Charles Worthington, the chief technology officer (CTO) and chief artificial intelligence (AI) officer (CAIO) at the Department of Veterans Affairs (VA), announced on Thursday that he is leaving the agency.
Worthington, who first joined the VA in May 2017, said in a March 12 LinkedIn post that “the time is right for me to step down” as VA CTO and CAIO.
“I came to government to close the gap between what the best companies in the world were doing with technology and the way our government delivers services. I’m proud to say our team made a dent,” he wrote.
A VA spokesperson told MeriTalk that starting on March 16, George Waddington will serve as acting CTO, “bringing his experience as a senior executive to represent the team across VA leadership and ensure the Office of the CTO continues to have a strong voice during this transition.”
Kimberly McManus, the agency’s deputy CTO of AI, will step in as acting chief AI officer and deputy CTO. The VA spokesperson said McManus will help “lead the technical direction and day-to-day operations of the CTO delivery teams while continuing the important AI transformation work underway across OIT.”
During Worthington’s tenure at the VA, he helped modernize VA.gov, launch the VA’s flagship mobile app, and scale AI across the VA workforce.
In his post, Worthington said he helped take generative AI access from less than 1% of VA employees to 100% in a single year. As for scaling AI across VA’s clinical workforce, he helped deploy clinical decision support tools to 110,000 clinicians and ambient AI scribes to over 2,500 providers.
In an interview with MeriTalk last year, Worthington said the number of AI use cases in the VA’s inventory increased by over 100 from 2023 to 2024.

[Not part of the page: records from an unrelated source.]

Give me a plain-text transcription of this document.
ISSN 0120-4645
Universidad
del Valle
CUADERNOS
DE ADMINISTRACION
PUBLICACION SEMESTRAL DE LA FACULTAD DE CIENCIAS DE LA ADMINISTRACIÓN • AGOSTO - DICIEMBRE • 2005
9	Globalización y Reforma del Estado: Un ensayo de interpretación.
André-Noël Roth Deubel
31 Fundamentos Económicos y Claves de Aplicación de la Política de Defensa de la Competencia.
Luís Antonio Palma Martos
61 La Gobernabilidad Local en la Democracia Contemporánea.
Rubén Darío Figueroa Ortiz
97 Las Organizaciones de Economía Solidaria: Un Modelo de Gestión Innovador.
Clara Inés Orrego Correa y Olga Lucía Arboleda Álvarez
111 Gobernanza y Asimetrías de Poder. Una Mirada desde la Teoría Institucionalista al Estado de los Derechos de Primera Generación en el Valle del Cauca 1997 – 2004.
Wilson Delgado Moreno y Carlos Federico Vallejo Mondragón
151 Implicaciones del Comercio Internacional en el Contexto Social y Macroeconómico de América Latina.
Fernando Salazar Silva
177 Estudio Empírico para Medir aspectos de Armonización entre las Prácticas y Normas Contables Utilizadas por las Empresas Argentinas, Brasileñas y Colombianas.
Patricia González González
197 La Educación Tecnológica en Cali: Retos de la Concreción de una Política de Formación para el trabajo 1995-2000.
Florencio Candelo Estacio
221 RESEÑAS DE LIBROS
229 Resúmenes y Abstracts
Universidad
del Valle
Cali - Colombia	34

“We’re focusing on trying to figure out what are some of the VA’s most pressing challenges and then line up where we think AI can help with those challenges,” Worthington told MeriTalk in March 2025.
“The ultimate payoff is going to be basically equipping people to just do their jobs with a lot more effectiveness and efficiency,” he added.

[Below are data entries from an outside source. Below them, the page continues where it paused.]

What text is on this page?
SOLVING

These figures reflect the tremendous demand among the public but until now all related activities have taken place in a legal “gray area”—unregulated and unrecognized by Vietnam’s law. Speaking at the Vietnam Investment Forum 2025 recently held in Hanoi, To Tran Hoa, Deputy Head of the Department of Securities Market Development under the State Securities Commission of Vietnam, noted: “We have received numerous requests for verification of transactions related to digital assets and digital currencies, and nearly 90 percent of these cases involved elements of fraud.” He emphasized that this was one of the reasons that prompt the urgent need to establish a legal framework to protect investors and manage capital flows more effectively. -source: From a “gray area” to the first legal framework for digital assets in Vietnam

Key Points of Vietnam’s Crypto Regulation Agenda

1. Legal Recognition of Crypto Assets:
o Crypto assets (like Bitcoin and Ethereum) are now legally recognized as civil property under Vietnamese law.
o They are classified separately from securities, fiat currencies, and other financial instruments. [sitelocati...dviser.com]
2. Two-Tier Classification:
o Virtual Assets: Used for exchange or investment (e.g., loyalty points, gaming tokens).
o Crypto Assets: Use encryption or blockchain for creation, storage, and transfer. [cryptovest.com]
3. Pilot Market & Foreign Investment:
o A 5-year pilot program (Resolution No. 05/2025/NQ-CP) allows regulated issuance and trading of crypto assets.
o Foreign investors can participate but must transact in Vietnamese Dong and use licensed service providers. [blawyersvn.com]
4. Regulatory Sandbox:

Worthington said in his LinkedIn post that when he joined the VA, “the Office of the CTO didn’t exist, and the VA Digital Service team didn’t have an institutional home. Today, our 100+ engineers, designers, architects, and PMs have built something I’m immensely proud of, and I will be rooting for every one of them.”
Worthington first joined the government in 2013 as part of the Presidential Innovation Fellows program. He then served as a senior advisor to the U.S. chief technology officer, helping to co-create the U.S. Digital Service (USDS) in the aftermath of the HealthCare.gov crisis.
He then went on to serve at USDS for nearly three years before joining the VA.
Worthington did not indicate where he’s heading next, but said, “Serving at VA has been the most rewarding chapter of my career so far.”
“We are in the early innings of the most important technology shift since the Internet. The deep integration of AI into the systems that power how we live, work, and experience critical services has barely begun, and I plan to be building at this frontier at scale,” he wrote.